Was für schlicht und ergreifend wundervolle Musik! Was für eine grandiose und gar nicht beflissene Anverwandlung in Form einer weit ausholenden Hommage! Was für ausgewogen schöne Klänge. Ein Muss!
Ulrich Steinmetzger, Leipziger Volkszeitung

With „Lysøen“, Nils Økland and Sigbjørn Apeland have created a totally fascinating record, steeped in Norwegian tradition, but, more than a simple homage to one of the most highly regarding Norwegian composers, this album is a vibrant homage to Norway itself and to its rich folk tradition.
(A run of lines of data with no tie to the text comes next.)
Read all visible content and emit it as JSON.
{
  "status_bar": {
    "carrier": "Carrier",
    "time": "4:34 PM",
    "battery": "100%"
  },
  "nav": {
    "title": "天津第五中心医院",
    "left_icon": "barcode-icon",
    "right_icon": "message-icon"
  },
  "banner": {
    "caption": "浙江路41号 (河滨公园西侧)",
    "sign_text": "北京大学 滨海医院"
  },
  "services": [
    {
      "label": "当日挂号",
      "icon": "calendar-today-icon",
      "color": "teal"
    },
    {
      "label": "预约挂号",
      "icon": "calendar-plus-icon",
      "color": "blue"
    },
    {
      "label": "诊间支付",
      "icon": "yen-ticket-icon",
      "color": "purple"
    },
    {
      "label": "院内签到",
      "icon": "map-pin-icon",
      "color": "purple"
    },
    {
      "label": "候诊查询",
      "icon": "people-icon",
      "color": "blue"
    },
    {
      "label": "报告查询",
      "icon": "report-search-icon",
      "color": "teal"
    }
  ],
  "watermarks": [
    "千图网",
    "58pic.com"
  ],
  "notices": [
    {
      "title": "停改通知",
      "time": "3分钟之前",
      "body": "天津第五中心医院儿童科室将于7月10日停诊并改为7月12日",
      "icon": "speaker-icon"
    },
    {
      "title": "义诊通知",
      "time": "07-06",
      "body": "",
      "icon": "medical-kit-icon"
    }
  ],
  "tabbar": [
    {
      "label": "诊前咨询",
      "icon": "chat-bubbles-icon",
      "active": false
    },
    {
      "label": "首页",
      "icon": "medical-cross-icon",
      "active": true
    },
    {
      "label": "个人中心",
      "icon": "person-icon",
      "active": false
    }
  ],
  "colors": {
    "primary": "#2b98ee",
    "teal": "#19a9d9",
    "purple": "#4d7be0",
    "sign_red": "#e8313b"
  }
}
Bruno Lasnier, The milk factory

"Økland e Apeland hanno registrato questo omaggio appunto a Bull. Vi si combinano classicità (i temi di Bull ripresi e riarrangiati), musica popolare (quasi metà dei brani sono tradizionali) e improvvisazione (in particolare neglie originali “Belg Og Slag e Grålisning”). [...]Økland e Apeland ci mettono del loro, grazie alla spendida intesa e alla concentrata devozione che rende struggente gran parte di questo disco. Le sonorità dell’armonium e dell’hardingfele (violino norvegese a otto o nove corde, metà delle quali di risonanza), la bellezza dei temi, la nitidezza dei suoni fanno il resto: “Lysøen” è un disco stupendo, benché con il jazz jazz abbia ben poco a che fare."